Oui, vous savez – les petites ambitions que je caresse secrètement. Je me sens privilégiée d’avoir autant d’amis qui sont dans le milieu artistique. J'ai aussi grandi dans une famille d'artistes, alors pour moi, comprendre la vie derrière une œuvre et son patrimoine social est 10 millions de fois plus intéressant que de simplement admirer un truc accroché au mur. C'est peut-être ce qui rend mon travail intéressant aux yeux des autres. Je fais la fête avec ces gens parce qu'ils sont réellement mes amis, et ensuite, j’assiste à leurs vernissages parce que ce sont aussi des artistes vraiment top. Ce n'est pas comme si je disais : « Oh, untel a du succès commercial en ce moment, alors je vais aller l’encourager. » La vie est trop courte pour ce genre de foutaise.

Pouvez-vous me parler un peu de votre livre?

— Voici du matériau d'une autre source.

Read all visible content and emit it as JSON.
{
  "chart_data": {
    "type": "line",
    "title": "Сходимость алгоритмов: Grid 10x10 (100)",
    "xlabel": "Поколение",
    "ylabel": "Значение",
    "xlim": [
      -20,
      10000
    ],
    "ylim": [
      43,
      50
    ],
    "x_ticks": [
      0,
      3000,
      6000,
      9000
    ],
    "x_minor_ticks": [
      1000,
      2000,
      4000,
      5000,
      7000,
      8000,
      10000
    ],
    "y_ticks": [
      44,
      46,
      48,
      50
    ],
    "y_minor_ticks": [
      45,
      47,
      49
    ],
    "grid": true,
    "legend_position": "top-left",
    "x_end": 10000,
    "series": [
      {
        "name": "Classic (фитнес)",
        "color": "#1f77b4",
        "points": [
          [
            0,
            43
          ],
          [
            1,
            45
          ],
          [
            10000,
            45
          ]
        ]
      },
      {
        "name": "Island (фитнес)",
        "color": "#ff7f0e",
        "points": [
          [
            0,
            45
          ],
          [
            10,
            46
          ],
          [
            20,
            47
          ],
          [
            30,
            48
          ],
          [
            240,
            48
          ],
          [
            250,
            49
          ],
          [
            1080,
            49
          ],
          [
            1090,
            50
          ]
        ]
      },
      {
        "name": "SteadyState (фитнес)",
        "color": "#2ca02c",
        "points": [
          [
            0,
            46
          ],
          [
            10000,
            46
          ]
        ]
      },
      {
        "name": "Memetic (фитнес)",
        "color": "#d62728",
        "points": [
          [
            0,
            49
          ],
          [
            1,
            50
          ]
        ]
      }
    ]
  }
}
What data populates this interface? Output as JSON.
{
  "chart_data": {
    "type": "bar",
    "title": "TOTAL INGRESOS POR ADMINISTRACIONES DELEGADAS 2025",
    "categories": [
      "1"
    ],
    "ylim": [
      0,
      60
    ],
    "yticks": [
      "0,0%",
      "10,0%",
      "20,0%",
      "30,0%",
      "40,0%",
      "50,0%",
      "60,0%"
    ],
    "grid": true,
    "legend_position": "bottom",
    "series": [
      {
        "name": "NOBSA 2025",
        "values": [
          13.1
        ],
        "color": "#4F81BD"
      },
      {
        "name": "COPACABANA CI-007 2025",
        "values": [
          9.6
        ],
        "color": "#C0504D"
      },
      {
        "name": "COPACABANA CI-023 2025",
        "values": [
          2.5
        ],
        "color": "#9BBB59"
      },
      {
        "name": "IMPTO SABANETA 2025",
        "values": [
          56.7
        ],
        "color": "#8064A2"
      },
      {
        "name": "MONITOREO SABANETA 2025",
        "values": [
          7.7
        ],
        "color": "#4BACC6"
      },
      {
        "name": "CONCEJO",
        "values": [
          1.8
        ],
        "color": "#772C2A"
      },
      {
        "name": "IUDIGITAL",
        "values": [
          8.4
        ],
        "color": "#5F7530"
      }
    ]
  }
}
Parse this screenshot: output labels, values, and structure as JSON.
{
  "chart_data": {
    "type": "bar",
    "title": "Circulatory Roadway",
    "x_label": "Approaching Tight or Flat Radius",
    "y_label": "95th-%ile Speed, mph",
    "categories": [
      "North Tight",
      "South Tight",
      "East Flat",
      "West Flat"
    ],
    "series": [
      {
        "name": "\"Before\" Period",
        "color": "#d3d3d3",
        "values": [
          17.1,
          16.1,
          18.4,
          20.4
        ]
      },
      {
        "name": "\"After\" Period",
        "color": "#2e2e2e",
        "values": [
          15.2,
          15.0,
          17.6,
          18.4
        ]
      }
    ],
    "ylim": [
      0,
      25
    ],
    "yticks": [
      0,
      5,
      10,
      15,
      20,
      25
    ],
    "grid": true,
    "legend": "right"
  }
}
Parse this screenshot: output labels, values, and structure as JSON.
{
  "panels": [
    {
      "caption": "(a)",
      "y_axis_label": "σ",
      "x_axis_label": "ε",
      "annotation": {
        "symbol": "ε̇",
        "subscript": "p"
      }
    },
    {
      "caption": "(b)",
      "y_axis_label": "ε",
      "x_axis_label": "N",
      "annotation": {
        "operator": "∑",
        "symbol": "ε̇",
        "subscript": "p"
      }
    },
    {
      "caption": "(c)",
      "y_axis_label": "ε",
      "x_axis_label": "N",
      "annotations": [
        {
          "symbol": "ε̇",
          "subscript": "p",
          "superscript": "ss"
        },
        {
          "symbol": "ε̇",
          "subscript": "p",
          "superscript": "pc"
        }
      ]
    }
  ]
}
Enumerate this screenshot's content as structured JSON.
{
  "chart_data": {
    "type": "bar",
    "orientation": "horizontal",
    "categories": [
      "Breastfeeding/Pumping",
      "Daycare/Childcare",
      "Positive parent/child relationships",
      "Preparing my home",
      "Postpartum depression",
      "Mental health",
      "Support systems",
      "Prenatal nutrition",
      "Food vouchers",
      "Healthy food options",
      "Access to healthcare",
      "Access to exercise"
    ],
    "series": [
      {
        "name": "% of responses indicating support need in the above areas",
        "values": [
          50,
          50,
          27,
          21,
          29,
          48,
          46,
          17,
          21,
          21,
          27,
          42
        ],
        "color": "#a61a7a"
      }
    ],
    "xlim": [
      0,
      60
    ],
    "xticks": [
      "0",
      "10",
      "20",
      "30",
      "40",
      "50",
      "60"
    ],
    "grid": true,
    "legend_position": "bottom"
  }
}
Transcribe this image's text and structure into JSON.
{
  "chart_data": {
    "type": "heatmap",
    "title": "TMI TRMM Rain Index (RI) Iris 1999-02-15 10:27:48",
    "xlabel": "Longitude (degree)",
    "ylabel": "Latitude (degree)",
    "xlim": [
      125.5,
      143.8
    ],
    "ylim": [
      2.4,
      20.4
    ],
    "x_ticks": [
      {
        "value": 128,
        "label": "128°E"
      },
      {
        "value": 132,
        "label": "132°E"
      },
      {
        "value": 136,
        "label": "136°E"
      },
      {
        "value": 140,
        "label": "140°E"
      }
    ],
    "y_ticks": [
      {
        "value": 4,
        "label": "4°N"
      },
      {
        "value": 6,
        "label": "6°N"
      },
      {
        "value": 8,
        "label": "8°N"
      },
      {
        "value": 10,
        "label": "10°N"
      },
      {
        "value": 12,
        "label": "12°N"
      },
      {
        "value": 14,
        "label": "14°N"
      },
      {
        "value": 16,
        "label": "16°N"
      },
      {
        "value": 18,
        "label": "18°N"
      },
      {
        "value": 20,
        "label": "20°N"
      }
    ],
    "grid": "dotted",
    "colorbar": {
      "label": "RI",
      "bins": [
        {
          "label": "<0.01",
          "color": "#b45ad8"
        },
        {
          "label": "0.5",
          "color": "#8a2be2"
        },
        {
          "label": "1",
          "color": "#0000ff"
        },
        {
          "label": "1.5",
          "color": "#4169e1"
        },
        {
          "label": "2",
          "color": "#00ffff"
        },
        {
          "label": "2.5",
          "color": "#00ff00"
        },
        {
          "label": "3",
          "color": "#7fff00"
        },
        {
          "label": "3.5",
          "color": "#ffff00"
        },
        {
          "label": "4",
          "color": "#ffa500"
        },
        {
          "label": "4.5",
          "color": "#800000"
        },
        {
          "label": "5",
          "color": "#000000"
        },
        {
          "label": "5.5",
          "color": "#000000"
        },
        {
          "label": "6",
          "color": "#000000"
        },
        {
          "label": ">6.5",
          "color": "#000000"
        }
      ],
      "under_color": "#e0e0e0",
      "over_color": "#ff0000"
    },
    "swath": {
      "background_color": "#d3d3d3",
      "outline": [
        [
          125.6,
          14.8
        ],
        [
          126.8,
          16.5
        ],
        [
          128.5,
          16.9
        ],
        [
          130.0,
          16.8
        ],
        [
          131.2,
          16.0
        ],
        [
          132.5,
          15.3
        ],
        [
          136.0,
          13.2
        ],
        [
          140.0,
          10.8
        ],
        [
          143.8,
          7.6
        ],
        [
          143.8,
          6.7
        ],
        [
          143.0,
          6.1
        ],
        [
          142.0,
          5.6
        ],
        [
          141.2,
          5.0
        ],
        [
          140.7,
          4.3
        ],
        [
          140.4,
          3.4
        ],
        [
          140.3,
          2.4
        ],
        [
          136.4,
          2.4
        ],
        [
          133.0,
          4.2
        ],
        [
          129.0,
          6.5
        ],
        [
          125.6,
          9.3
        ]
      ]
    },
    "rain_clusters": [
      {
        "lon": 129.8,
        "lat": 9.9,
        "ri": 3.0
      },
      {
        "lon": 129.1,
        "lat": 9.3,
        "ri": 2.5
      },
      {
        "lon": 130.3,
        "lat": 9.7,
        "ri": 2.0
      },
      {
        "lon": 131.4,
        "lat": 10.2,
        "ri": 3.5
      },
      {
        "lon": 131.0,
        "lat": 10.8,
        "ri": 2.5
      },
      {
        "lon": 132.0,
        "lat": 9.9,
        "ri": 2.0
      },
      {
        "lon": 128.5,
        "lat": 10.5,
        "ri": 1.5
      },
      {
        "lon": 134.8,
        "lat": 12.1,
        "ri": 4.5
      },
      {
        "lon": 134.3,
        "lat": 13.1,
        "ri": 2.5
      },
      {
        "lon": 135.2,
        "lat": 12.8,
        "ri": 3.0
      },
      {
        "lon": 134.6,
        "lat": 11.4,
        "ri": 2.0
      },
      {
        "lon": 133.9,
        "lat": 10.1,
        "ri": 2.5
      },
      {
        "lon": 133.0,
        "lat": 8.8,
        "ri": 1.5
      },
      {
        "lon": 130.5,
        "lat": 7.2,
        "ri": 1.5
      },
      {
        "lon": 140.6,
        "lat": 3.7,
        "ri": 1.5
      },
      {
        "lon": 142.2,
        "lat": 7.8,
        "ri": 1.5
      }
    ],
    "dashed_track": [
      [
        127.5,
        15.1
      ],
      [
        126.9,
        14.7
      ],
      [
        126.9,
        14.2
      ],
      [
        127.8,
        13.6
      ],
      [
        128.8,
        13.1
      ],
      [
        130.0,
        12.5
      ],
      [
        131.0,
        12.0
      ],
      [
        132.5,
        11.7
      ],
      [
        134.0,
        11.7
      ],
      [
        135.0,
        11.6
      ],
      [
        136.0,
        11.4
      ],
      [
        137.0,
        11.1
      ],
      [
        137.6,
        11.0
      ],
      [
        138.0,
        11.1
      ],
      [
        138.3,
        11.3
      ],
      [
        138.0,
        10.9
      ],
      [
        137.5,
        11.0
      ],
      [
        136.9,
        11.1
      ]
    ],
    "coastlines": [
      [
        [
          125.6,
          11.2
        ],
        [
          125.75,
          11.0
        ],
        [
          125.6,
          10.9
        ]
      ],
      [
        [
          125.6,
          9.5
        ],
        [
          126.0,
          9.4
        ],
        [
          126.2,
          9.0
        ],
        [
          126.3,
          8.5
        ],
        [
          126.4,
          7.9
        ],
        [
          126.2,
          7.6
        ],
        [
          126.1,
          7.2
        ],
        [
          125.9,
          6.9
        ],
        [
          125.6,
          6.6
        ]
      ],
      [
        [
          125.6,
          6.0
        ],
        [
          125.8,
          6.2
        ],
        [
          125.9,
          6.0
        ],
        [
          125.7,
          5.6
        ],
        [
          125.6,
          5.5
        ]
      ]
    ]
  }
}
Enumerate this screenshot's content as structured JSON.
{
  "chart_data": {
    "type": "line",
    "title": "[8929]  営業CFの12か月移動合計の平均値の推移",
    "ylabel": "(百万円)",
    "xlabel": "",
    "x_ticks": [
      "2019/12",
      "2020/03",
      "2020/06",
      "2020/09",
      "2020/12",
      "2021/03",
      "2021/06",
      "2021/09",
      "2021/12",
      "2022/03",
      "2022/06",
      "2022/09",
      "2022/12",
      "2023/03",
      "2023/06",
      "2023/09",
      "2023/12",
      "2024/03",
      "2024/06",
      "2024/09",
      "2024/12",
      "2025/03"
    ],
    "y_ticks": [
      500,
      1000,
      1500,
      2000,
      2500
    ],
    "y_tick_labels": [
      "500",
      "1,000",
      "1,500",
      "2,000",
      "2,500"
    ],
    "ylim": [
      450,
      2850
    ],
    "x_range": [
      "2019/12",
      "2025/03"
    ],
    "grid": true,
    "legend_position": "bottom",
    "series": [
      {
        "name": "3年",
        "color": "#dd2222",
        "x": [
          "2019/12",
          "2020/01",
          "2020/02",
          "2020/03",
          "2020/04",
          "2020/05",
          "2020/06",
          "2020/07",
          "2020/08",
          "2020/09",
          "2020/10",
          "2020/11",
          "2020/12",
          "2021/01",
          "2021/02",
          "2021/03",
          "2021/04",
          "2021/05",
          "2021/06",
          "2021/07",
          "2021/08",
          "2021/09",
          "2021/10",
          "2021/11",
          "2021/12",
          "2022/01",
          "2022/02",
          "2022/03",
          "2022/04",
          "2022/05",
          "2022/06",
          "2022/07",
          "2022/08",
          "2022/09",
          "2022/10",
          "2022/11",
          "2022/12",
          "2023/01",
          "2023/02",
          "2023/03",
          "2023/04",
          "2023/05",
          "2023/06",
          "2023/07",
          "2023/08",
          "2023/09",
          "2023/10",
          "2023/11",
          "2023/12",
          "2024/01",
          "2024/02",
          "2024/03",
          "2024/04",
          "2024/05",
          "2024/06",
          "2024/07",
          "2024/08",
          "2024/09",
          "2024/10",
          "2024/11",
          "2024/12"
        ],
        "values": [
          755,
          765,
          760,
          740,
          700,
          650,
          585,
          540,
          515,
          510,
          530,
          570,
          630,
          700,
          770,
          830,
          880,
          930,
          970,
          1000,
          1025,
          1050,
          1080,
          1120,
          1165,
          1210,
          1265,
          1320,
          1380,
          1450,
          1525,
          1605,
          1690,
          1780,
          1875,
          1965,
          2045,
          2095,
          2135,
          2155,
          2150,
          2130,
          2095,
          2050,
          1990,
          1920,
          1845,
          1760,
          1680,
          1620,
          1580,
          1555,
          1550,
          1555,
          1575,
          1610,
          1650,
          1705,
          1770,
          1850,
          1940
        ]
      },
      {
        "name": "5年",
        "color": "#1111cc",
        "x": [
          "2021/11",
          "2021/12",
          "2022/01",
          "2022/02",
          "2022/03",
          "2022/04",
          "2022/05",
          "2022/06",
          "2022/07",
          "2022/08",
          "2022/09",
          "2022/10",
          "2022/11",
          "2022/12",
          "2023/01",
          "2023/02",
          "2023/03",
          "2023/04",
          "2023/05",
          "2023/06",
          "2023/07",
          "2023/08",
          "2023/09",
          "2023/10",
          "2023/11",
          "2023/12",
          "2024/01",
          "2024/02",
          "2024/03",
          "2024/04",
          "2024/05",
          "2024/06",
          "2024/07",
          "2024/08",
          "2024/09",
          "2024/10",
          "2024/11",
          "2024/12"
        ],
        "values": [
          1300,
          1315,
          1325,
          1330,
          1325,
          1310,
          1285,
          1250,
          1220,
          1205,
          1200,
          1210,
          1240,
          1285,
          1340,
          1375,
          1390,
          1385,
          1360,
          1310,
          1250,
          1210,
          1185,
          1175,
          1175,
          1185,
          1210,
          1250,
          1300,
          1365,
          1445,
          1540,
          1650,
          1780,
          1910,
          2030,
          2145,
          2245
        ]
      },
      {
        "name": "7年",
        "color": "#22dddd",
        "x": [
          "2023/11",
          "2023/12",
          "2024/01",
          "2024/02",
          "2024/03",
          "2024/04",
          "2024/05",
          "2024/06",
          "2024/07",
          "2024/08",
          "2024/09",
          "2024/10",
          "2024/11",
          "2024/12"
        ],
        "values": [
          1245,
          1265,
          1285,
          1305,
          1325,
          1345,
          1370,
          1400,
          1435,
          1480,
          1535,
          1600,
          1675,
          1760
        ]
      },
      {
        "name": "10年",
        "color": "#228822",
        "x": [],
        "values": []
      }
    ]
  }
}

Bon, eh bien d’abord, je collabore avec Jenna Wortham. On a commencé à s’écrire des messages en privé, et ça a changé ma vie. En ce moment, nous travaillons donc sur ce projet de livre, qui se veut un livre-objet – quelque chose que vous aurez envie de laisser sur votre table à café. L'idée est de créer une espèce d’anthologie. L'une de nos plus grandes inspirations est Toni Morrison. Dans les années 70, elle a publié un livre intitulé The Black Book. Elle s'est assise avec différentes personnes et a cherché à capturer ce moment particulier.

Euh… wow!

N’est-ce pas?! Nous souhaitons donc créer un livre similaire axé sur notre génération, qui soit capable de soutenir le rythme et le style de production actuel, surtout en ligne. Il se passe toutes sortes de moment incroyables, de #BlackoutBlackFriday à Colin Kaepernick. Mais il n’y a pas de tribune spécifique où nous pouvons rassembler ces choses pour mieux apprécier ces images iconiques qui circulent en ligne. Ne serait-ce que pour en assurer la pérennité, puisque la Library of Congress ne travaille pas assez vite pour être en mesure de conserver tous nos tweets et nos snaps. Nous traversons une période vraiment étrange en ce qui a trait à la production en ligne. Nous espérons donc de rassembler quelques éléments clés afin de ficeler un ouvrage qui soit représentatif de celle-ci.

J’adore l’idée.

C’est vraiment excitant. Je trouve aussi ça hilarant que vous ne sachiez pas que mon livre s’intitulerait Black Futures et que vous ayez tout de même amené le sujet de l’avenir. C’est parfait!

Julia Cooper est rédactrice. Elle vit à Toronto.